Un filo claustrofobico, girato quasi solo in un'unica stanza, che mette a dura prova lo spettatore. Il Dizionario Mereghetti gli dà tre pallini su quattro, ma ammettendo che o lo si ama o lo si odia. Senz’altro i più un film così lo odieranno, ma non si può negare che Gainsbourg mostri talento anche nel muovere la cinepresa. Su Gainsbourg è stato girato anche un film biografico, intitolato “Gainsbourg, vie hèroїque” debutto nel lungometraggio del fumettista Joann Sfar, di cui in Italia è uscita la graphic novel “Klezmer”. L’interprete è il poco noto, almeno da noi Eric Elmosnino, molto somigliante al grande regista Claude Chabrol, morto poco dopo, nel ruolo del produttore e uno stuolo di bellone tra cui Letitia Casta, Anna Mouglalis, Sara Forestier e Lucy Gordon, sosia di Jane Birkin suicidatasi poco dopo la fine delle riprese, creando un alone maledetto sull’opera. Questo film, sebbene incensato dalla critica, è inedito da noi, chissà perché.

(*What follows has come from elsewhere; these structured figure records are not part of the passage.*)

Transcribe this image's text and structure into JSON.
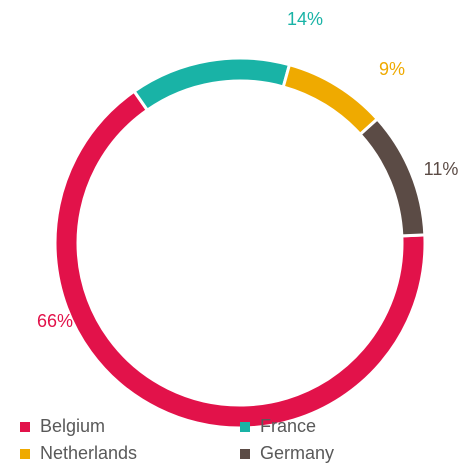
{
  "chart_data": {
    "type": "donut",
    "categories": [
      "Belgium",
      "France",
      "Netherlands",
      "Germany"
    ],
    "values": [
      66,
      14,
      9,
      11
    ],
    "value_labels": [
      "66%",
      "14%",
      "9%",
      "11%"
    ],
    "colors": [
      "#e2124a",
      "#19b3a6",
      "#efaa00",
      "#5b4b45"
    ],
    "legend": "bottom"
  }
}
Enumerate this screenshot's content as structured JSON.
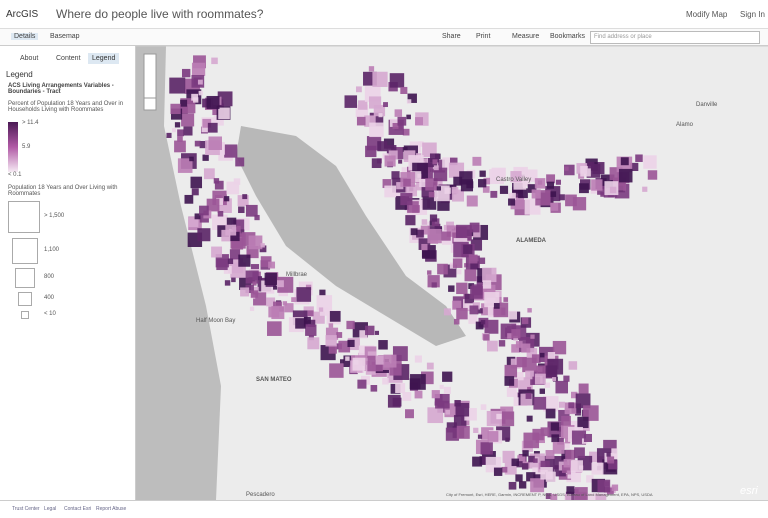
{
  "header": {
    "app": "ArcGIS",
    "title": "Where do people live with roommates?",
    "modify": "Modify Map",
    "sign_in": "Sign In"
  },
  "toolbar": {
    "details": "Details",
    "basemap": "Basemap",
    "share": "Share",
    "print": "Print",
    "measure": "Measure",
    "bookmarks": "Bookmarks",
    "search_placeholder": "Find address or place"
  },
  "panel": {
    "tabs": [
      "About",
      "Content",
      "Legend"
    ],
    "heading": "Legend",
    "layer": "ACS Living Arrangements Variables - Boundaries - Tract",
    "color_title": "Percent of Population 18 Years and Over in Households Living with Roommates",
    "color_labels": [
      "> 11.4",
      "5.9",
      "< 0.1"
    ],
    "size_title": "Population 18 Years and Over Living with Roommates",
    "size_labels": [
      "> 1,500",
      "1,100",
      "800",
      "400",
      "< 10"
    ]
  },
  "map": {
    "labels": [
      "ALAMEDA",
      "SAN MATEO",
      "Half Moon Bay",
      "Pescadero",
      "Millbrae",
      "Danville",
      "Castro Valley",
      "Alamo"
    ],
    "logo": "esri",
    "attribution": "City of Fremont, Esri, HERE, Garmin, INCREMENT P, NGA, USGS, Bureau of Land Management, EPA, NPS, USDA"
  },
  "footer": [
    "Trust Center",
    "Legal",
    "Contact Esri",
    "Report Abuse"
  ]
}
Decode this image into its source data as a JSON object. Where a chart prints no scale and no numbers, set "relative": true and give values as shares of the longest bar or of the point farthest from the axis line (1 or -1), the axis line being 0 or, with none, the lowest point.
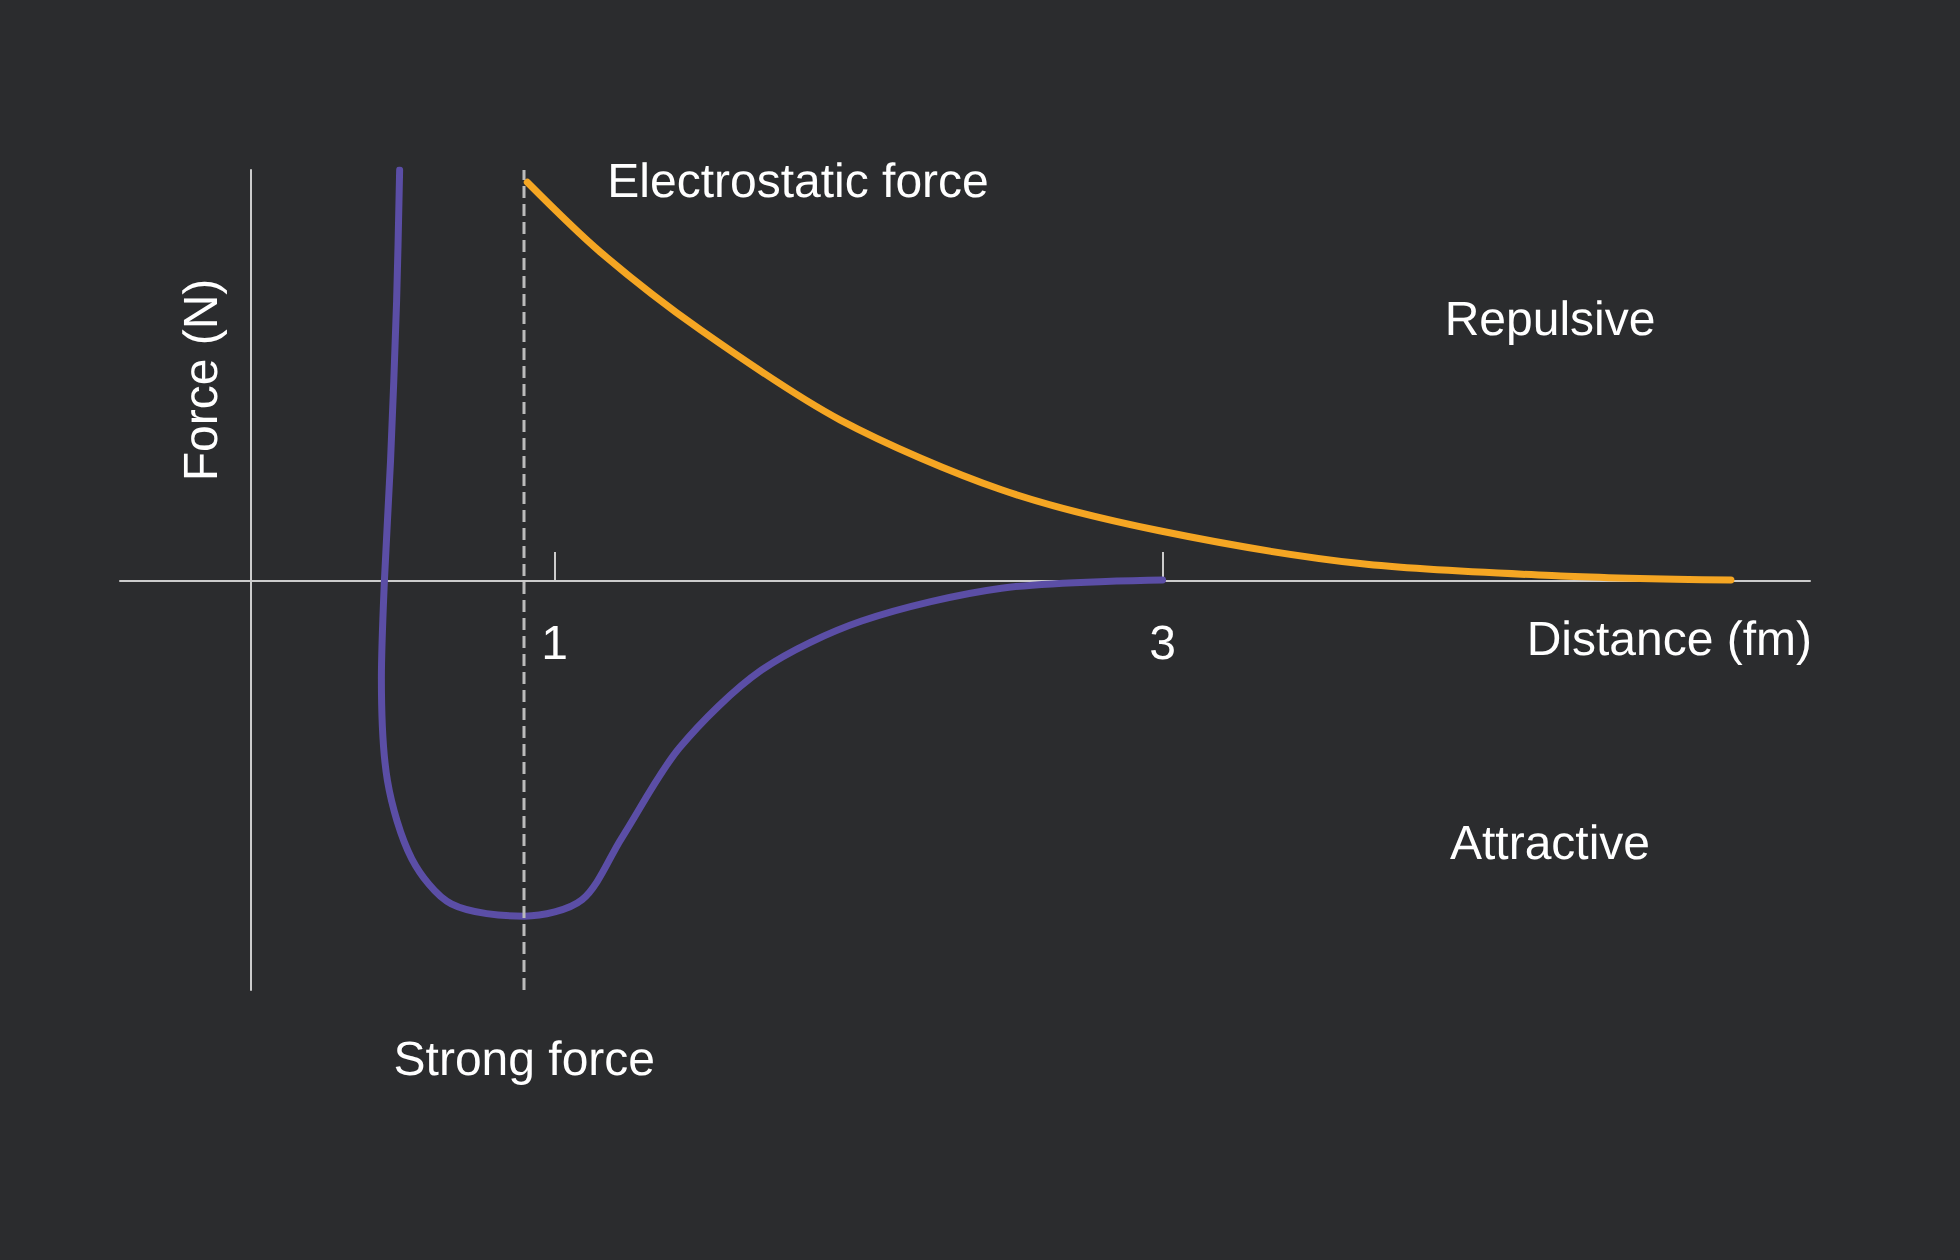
{
  "chart_data": {
    "type": "line",
    "relative": true,
    "xlabel": "Distance (fm)",
    "ylabel": "Force (N)",
    "xlim": [
      -0.43,
      5.13
    ],
    "xticks": [
      1,
      3
    ],
    "grid": false,
    "legend": false,
    "marker": "none",
    "line_style": "solid",
    "annotations": [
      "Repulsive",
      "Attractive"
    ],
    "ref_lines": [
      {
        "axis": "x",
        "value": 0.9,
        "label": null,
        "color": "#bbbbbb",
        "line_style": "dashed"
      }
    ],
    "series": [
      {
        "name": "Strong force",
        "color": "#5b4ea6",
        "x": [
          0.49,
          0.48,
          0.46,
          0.44,
          0.43,
          0.45,
          0.53,
          0.66,
          0.9,
          1.09,
          1.22,
          1.41,
          1.68,
          2.01,
          2.47,
          3.0
        ],
        "values": [
          1.0,
          0.68,
          0.29,
          0,
          -0.24,
          -0.49,
          -0.68,
          -0.79,
          -0.82,
          -0.78,
          -0.63,
          -0.41,
          -0.22,
          -0.1,
          -0.02,
          0
        ]
      },
      {
        "name": "Electrostatic force",
        "color": "#f5a623",
        "x": [
          0.91,
          1.15,
          1.48,
          1.94,
          2.47,
          2.99,
          3.65,
          4.31,
          4.87
        ],
        "values": [
          0.97,
          0.8,
          0.61,
          0.39,
          0.22,
          0.12,
          0.04,
          0.01,
          0
        ]
      }
    ]
  }
}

Gainsbourg fu anche romanziere: nel 1980 scrisse “Gasogramma”, pubblicato in Italia nel 2011 da ISBN, biografia surrealista del pittore folle e autodistruttivo Evguiene Sokolov , chiaramente un alter ego, che usa una tecnica a dir poco originale. Anche in questo caso gran plauso della critica e poco interesse del pubblico, che continua a credere che Gainsbourg fosse solo un vizioso autore di canzonette.